Jar files are created with the jar command which has command line arguments similar to UNIX tar. If I had just compiled my LayoutTest program in the current directory (but specified package in the sources), and wanted to create a JAR file. I would create the needed subdirectories, then
```
cp *class org/aduni/javacourse/lecture14
jar cvf LayoutTest.jar org/aduni/javacourse/lecture14/*.class
```
This will create LayoutTest.jar with all of my classes having the proper relative pathnames.

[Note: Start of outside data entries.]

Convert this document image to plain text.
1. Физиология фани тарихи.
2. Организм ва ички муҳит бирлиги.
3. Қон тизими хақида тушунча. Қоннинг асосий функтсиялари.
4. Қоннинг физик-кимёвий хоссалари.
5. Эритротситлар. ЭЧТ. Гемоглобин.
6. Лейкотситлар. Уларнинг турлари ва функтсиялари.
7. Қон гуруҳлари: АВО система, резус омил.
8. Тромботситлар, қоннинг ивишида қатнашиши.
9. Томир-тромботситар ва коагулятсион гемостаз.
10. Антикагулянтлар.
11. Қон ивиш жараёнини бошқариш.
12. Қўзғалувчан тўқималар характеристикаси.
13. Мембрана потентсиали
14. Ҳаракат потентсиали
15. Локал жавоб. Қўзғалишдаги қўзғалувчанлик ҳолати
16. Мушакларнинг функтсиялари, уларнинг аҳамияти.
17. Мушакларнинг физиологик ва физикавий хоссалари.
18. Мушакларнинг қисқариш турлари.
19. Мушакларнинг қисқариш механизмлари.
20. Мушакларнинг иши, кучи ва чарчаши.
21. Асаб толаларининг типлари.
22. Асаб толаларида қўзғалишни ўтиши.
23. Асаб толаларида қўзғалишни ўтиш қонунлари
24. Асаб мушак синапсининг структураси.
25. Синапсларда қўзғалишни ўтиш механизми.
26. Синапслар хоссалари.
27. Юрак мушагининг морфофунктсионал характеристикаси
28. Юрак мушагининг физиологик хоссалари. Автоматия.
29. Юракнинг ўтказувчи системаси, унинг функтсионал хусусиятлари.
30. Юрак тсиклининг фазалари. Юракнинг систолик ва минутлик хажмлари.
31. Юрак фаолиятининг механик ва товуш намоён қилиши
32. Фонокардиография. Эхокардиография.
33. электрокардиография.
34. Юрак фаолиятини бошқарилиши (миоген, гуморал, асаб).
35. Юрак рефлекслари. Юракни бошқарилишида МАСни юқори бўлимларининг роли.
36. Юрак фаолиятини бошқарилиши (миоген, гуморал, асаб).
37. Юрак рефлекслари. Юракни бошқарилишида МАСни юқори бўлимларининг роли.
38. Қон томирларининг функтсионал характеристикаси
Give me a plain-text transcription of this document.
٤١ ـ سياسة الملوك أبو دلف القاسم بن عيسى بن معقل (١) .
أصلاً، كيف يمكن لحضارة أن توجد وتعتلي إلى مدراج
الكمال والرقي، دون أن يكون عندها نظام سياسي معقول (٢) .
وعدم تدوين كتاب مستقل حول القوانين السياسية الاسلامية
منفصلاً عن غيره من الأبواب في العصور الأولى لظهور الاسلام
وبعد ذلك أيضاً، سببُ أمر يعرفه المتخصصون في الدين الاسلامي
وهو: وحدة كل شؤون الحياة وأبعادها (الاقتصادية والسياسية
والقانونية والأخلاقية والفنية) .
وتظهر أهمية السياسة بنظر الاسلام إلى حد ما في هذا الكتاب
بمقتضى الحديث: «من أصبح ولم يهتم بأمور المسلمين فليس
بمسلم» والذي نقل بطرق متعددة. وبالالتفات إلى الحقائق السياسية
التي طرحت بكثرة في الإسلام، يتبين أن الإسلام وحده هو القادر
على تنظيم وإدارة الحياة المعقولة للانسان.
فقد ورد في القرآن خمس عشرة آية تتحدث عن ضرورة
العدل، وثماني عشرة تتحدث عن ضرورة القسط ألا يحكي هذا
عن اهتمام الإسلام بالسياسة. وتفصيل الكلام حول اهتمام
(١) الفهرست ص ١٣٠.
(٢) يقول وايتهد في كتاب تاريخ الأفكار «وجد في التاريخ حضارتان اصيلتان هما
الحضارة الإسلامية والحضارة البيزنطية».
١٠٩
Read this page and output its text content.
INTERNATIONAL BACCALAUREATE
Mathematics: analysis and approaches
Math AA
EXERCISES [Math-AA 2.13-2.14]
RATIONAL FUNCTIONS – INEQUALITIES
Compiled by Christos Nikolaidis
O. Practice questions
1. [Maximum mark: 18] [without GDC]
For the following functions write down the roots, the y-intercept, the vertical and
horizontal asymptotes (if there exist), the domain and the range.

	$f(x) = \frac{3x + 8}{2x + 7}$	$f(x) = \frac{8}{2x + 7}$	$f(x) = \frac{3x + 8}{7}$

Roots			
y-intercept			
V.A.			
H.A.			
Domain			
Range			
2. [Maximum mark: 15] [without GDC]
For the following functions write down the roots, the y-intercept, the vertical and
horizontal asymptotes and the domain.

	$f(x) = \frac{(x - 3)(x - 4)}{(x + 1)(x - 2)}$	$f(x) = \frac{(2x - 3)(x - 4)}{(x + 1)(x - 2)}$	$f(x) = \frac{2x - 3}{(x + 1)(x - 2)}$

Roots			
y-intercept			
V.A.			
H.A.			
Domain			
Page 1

The nice thing about JAR files is that the java command will search the path structure of a JAR file for classes with having to expand the archive in place. However, the JAR file does have to be put into the class path. Thus
```
java -classpath LayoutTest.jar LayoutTest
```
should runt the LayoutTest program from within the JAR file.
The JAR file manifest has a number of properties that can be set. Many of the are relevant to using the archive as an applet, JavaBean, EJB, etc.
The Main-Class attribute specifies the class in which java should look for main. This allows us to packages up a collection of classes into something that looks (almost) like an executable program. A sample manifest file, manifest.mfto do this is
```
Manifest-Version: 1.0
Main-Class: org.aduni.javacourse.lecture14.LayoutTest
```
Manifests are included into a JAR using the 'm' option to jar
```
cp *class org/aduni/javacourse/lecture14
jar cvfm LayoutTest.jar manifest.mf org/aduni/javacourse/lecture14/*.class
```
Note: the order of the 'f' and 'm' tags must be the same as the outputfile and manifest file arguments
With this archive I can now run my program as
```
java -jar LayoutTest.jar
```
Try putting your SameJava game into a package, then into a self-executing JAR file.